After almost two years on the boat, details about living on shore that I used to take for granted began to get fuzzy. In that way, I guess it's good that we came back for a visit, before I forgot completely.
Now that I'm sort of surrounded by the land life, sometimes I think it's completely crazy. People say there's no real social class, but in schools, there is. It's quite plain - the people that everyone want to be, the middle people, the people no one will talk to. That also includes fashion. As there aren't many public schools that require uniforms in the Northwest, people wear whatever they want. Or, as sometime is more the problem, whatever they can afford.
When people are cruising, they really have to be more open-minded. There's not many kids out there, and unless you want to be lonely and read your book all day, you have to get out and interact with them. There's no peer-pressure, you can't just follow what other people do - and frankly, I didn't want to. I found it so wonderful, not having to worry what other people thought, or having to fit in. By cruising, everyone out there has something in common, some common ground that's always safe to stand on.

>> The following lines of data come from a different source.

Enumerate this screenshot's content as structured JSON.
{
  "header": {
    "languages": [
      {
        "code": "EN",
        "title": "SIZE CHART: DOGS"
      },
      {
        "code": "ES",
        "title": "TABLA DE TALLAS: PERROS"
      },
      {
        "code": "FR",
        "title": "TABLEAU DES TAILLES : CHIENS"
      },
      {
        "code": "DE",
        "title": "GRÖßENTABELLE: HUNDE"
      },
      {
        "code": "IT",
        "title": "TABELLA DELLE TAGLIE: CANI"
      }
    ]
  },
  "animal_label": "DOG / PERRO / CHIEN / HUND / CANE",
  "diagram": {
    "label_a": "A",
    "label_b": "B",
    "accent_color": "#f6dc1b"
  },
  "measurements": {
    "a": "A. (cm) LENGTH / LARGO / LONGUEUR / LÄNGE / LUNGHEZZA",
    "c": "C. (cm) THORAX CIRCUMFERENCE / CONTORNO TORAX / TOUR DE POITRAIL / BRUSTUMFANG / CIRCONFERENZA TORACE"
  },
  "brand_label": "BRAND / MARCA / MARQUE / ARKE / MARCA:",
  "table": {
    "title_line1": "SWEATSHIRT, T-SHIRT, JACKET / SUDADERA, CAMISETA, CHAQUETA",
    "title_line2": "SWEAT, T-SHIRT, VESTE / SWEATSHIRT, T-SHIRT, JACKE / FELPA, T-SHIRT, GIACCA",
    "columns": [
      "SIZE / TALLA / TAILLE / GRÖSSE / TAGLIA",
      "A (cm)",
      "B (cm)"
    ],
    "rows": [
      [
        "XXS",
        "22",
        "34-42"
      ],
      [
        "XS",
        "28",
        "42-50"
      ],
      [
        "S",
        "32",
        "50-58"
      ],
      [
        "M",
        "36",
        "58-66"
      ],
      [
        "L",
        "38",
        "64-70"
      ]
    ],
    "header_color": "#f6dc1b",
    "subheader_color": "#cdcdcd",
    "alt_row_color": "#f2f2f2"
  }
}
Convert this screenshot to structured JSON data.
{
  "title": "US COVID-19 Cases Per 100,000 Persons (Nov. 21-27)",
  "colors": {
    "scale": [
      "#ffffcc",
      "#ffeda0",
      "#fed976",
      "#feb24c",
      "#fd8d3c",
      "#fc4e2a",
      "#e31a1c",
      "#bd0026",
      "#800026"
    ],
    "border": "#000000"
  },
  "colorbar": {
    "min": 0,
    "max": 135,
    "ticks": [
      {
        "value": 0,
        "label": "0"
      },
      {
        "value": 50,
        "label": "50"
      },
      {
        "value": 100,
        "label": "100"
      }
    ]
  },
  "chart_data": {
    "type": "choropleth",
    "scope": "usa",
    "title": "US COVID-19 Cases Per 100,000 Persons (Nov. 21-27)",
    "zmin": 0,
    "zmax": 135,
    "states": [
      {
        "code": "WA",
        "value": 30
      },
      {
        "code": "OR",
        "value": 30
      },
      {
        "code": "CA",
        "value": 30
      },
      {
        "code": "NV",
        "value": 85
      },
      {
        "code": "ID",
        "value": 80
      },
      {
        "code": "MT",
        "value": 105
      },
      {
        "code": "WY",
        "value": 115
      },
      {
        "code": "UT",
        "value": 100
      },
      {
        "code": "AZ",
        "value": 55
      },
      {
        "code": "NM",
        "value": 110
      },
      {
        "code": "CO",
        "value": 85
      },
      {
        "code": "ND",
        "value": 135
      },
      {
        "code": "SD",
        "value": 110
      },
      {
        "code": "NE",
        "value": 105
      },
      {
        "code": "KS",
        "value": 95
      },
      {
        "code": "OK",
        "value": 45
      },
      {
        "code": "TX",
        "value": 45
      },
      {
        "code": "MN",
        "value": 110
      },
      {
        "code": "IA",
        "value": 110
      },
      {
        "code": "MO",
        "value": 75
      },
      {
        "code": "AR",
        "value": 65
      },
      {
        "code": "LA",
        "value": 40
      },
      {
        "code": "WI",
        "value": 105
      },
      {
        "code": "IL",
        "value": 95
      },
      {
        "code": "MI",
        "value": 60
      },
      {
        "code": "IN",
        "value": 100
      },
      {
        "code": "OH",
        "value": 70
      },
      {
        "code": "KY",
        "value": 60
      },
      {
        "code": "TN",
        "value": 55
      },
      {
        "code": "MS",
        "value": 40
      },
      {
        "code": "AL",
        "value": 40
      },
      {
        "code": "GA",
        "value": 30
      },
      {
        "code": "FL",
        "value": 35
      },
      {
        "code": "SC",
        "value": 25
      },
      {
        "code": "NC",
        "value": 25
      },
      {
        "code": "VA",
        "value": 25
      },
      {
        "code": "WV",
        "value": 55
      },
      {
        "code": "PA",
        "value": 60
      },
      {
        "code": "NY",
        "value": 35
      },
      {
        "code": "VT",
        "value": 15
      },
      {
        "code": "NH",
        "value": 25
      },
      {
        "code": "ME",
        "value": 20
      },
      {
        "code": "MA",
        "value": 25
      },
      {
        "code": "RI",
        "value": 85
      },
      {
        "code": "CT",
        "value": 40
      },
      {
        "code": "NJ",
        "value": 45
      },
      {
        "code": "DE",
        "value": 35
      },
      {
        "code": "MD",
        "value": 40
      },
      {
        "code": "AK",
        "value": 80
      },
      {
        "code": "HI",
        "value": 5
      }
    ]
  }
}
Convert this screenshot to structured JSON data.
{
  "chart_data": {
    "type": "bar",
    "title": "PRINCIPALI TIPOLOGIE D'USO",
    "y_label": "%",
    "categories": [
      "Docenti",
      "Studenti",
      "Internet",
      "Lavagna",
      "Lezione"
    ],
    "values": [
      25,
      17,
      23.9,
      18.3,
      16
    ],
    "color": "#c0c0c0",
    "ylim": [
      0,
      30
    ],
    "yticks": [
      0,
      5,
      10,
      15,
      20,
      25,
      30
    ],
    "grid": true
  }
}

And in all the third-world countries that we've been in, it's different still. I never really got into it to experience it myself, but it just looks different. Since there is a social class in most places, and not just in the schools, everyone wears uniforms to school. I don't think I saw a single school that didn't require uniforms. This gets rid of wealth issues in schools, and starts everyone off on an equal footing. I'm assuming that eventually those schools develop a social ladder as well, but I don't think there's anything that could completely erase that except for not going to school, and I'm not sure even that would work.
I guess it's a thing that people get used to, but I'm certainly not adjusted to it yet. Frankly, I find it all slightly crazy. I much prefer the way people approach others in the cruising life, without so much prejudice, but it's hard to hang onto friends when it's possible that you might be sailing in different directions.